Mas esse não é o único fator. Para o Chef Eduardo Romanello, ao retirar o “suco” da carne, retira-se também a suculência. Segundo o especialista, quando se pede uma carne da parte traseira do boi, que são carnes de rápida cocção, bem passada, elimina-se o líquido, o que deixa a carne macia e saborosa. “Assim se obtém, pelo contrário, uma carne ressecada e por vezes com gosto rançoso”, esclareceu.

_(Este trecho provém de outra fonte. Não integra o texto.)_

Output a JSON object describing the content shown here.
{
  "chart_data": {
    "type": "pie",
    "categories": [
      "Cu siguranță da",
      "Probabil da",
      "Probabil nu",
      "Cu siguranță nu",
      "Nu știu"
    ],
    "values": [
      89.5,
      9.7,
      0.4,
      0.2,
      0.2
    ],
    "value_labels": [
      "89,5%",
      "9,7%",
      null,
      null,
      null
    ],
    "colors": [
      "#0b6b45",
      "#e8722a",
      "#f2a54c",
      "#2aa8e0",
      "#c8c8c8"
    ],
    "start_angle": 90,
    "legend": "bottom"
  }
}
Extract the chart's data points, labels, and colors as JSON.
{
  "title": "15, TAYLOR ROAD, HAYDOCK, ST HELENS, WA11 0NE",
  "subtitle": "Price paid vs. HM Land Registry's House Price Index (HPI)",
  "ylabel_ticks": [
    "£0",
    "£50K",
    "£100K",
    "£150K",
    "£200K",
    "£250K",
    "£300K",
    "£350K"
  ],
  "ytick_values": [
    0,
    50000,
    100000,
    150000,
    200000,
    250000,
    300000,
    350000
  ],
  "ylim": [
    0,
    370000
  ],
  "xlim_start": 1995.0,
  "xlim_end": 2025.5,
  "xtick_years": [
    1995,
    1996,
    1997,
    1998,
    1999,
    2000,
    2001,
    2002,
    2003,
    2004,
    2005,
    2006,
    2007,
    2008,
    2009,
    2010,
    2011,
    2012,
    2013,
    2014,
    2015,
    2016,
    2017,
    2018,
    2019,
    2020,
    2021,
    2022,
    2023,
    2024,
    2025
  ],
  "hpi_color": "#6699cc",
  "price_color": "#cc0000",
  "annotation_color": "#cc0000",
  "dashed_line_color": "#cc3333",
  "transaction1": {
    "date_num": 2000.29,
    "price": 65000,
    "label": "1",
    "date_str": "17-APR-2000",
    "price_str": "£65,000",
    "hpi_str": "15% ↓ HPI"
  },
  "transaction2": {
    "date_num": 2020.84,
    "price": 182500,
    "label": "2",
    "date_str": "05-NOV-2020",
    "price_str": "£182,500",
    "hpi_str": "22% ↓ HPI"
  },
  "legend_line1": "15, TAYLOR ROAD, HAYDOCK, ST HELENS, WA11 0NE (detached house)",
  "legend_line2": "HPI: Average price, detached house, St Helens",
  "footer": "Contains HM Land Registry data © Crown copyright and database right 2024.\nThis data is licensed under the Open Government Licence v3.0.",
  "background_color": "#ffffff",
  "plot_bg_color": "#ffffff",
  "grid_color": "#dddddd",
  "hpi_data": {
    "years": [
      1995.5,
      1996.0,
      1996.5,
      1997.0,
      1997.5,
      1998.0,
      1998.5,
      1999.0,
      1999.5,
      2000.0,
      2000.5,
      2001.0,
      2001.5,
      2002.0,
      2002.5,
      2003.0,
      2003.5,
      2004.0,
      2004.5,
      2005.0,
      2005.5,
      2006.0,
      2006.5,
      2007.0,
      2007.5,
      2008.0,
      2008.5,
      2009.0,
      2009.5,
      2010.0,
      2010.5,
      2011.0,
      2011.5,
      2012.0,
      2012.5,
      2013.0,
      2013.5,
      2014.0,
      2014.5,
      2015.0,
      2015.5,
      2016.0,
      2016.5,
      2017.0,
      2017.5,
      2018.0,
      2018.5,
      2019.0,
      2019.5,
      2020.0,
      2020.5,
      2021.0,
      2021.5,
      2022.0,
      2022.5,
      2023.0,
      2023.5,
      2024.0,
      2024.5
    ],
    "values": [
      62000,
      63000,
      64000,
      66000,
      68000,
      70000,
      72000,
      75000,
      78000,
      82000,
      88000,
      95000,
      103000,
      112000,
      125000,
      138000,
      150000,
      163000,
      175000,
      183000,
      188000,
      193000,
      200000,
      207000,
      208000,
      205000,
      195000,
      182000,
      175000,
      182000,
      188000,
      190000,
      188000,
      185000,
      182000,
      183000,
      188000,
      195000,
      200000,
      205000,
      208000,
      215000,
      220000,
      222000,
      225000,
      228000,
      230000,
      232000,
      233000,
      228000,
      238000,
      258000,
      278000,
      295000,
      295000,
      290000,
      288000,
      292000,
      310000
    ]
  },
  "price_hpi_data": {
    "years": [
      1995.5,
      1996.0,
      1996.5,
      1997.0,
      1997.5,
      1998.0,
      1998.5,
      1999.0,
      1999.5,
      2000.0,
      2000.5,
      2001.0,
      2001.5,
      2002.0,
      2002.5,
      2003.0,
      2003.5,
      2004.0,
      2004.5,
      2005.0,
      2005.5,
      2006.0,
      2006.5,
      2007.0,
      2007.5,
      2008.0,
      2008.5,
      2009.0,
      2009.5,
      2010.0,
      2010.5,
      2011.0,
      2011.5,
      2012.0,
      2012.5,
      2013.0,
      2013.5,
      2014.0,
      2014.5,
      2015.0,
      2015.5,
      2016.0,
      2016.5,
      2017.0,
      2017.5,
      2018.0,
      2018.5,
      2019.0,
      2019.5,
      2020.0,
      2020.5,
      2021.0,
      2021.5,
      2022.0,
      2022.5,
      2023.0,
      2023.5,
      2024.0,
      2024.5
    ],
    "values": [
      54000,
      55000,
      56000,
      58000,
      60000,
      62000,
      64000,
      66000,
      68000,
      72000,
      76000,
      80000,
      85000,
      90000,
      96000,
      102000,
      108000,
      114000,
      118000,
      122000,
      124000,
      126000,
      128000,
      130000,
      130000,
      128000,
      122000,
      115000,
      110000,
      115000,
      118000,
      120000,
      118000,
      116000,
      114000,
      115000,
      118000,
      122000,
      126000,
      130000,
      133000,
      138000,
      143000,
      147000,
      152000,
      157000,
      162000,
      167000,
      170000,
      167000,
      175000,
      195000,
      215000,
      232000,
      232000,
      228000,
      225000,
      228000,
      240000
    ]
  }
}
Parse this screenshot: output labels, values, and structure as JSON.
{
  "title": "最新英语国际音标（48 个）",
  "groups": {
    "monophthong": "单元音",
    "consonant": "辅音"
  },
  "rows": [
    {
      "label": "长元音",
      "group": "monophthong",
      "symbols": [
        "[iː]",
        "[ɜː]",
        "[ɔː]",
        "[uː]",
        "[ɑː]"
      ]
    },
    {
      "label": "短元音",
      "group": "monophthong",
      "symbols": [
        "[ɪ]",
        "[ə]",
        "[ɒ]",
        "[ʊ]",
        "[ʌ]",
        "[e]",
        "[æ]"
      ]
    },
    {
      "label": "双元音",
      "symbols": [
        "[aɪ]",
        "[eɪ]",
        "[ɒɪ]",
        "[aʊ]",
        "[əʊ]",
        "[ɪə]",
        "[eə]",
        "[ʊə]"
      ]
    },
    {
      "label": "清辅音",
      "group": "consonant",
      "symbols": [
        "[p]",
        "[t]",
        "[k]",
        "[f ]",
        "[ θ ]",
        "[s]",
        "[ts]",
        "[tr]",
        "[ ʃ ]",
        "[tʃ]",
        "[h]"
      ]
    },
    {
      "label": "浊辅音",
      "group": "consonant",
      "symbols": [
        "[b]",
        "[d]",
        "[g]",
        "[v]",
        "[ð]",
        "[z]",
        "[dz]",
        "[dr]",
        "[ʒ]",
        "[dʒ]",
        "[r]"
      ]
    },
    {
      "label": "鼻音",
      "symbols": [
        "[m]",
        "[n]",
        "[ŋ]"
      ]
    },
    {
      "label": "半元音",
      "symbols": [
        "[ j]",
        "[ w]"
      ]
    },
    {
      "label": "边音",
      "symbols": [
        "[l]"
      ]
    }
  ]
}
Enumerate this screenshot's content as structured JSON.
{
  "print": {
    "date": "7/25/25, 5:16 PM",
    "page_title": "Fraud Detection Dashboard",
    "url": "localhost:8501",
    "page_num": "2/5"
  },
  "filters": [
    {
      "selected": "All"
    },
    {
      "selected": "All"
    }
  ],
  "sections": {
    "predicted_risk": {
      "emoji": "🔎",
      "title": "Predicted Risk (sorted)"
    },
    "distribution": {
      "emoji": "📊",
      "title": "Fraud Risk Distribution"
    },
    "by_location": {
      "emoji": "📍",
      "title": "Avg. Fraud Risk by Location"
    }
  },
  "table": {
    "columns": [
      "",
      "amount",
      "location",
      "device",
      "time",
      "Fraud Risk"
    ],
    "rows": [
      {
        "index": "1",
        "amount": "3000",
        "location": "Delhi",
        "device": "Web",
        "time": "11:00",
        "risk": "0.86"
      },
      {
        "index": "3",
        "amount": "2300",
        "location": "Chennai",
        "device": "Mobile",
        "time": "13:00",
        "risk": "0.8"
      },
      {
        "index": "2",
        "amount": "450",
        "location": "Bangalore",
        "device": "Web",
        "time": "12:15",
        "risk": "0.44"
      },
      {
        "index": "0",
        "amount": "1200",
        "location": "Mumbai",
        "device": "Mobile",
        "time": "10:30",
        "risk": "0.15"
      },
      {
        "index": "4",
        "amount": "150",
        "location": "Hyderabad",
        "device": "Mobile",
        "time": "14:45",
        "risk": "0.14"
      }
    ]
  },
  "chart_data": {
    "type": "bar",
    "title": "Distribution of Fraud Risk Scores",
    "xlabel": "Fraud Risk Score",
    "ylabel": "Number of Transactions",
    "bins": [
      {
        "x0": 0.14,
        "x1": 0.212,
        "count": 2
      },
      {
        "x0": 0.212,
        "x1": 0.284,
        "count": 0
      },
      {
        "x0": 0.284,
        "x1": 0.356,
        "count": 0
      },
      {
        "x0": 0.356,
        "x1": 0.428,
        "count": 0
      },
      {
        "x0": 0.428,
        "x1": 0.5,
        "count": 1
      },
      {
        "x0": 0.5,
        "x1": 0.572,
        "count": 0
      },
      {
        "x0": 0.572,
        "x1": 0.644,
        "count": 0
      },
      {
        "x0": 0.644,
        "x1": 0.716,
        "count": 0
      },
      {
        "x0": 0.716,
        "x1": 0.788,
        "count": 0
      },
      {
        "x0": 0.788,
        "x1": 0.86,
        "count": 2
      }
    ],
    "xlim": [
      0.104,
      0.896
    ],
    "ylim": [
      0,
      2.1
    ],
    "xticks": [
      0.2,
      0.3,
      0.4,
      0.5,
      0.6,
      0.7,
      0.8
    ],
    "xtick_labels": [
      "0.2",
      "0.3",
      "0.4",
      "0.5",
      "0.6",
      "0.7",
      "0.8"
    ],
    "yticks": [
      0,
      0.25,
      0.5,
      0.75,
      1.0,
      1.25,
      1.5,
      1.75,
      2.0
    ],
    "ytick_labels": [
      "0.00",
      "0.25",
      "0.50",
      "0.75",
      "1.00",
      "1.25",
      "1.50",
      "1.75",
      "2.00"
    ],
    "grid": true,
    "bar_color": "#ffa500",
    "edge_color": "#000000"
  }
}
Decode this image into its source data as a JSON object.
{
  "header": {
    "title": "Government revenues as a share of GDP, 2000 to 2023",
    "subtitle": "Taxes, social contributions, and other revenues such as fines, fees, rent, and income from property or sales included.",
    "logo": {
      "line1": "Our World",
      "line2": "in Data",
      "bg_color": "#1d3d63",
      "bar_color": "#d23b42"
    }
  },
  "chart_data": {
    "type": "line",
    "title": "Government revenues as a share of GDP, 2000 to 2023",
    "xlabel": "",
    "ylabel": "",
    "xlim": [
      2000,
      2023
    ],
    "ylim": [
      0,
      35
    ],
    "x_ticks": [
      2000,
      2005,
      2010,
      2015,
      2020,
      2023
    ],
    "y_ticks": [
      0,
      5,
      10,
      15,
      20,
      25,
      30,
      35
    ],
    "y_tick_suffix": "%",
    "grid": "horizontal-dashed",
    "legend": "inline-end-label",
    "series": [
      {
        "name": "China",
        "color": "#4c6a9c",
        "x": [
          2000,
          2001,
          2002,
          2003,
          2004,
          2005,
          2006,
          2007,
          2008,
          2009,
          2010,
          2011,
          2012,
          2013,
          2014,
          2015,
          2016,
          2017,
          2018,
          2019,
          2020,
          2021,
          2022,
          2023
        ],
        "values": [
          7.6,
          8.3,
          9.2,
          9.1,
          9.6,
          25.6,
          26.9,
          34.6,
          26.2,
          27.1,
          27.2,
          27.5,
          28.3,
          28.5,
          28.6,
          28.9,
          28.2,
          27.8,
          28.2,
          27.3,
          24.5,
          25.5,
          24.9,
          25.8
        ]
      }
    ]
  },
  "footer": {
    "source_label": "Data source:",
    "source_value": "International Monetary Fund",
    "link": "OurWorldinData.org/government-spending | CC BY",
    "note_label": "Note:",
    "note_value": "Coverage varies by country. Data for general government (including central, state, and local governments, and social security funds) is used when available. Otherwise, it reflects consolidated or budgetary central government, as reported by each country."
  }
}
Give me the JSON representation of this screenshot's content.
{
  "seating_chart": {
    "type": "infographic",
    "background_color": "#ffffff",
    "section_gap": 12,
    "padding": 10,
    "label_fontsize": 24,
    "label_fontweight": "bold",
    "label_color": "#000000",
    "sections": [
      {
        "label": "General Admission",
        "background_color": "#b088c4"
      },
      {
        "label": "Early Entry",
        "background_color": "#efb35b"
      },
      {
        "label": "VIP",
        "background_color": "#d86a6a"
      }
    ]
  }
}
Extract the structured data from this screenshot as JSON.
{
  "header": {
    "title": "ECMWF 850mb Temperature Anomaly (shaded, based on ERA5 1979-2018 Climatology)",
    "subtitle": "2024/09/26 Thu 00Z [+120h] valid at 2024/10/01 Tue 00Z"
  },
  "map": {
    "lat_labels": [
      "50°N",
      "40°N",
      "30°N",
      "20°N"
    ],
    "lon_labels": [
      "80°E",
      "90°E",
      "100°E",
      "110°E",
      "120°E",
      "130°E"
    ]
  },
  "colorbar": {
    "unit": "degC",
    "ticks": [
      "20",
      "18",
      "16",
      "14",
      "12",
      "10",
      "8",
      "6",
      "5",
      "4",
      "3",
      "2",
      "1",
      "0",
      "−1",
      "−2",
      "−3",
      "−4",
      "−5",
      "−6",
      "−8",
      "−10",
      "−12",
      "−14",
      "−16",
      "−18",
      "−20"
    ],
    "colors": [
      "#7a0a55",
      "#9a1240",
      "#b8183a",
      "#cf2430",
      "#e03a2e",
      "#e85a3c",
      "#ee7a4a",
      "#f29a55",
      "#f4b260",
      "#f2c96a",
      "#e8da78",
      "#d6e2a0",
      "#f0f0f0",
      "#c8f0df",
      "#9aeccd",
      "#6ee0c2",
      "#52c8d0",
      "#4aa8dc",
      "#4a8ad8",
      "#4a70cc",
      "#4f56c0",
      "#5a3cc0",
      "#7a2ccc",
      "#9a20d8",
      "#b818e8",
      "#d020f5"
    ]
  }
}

Para quem gosta de carnes sem a presença do suco e coloração vermelha, Romanello diz que são indicados os cortes da parte dianteira do boi, que são de cocção mais lenta, como o cupim, a costela e o peito, já que contam com uma maior taxa de gordura e fibras em sua composição.

Qualidade da carne

Segundo o veterinário Garnica, a carne bovina tem alto valor biológico, sendo rica em proteína. Além disso, conta em média com 70% de água, 19% de proteína, 1% de carboidrato. “Ela é rica em minerais, em proteína e, dependendo da carne e do manejo, quantidades variadas de gordura."

Ele ressalta que toda carne que chega de forma legalizada ao açougue e o consumo final é submetido a rigorosos testes feitos por médicos veterinários credenciados ao Ministério da Agricultura e Pecuária.

"Os testes vão avaliar a qualidade da criação do gado, em aspectos como vacinação e alimentação. Também se avalia a qualidade da carne no momento do abate e da distribuição para açougues. O Brasil é um exemplo nisso, inclusive”, finalizou.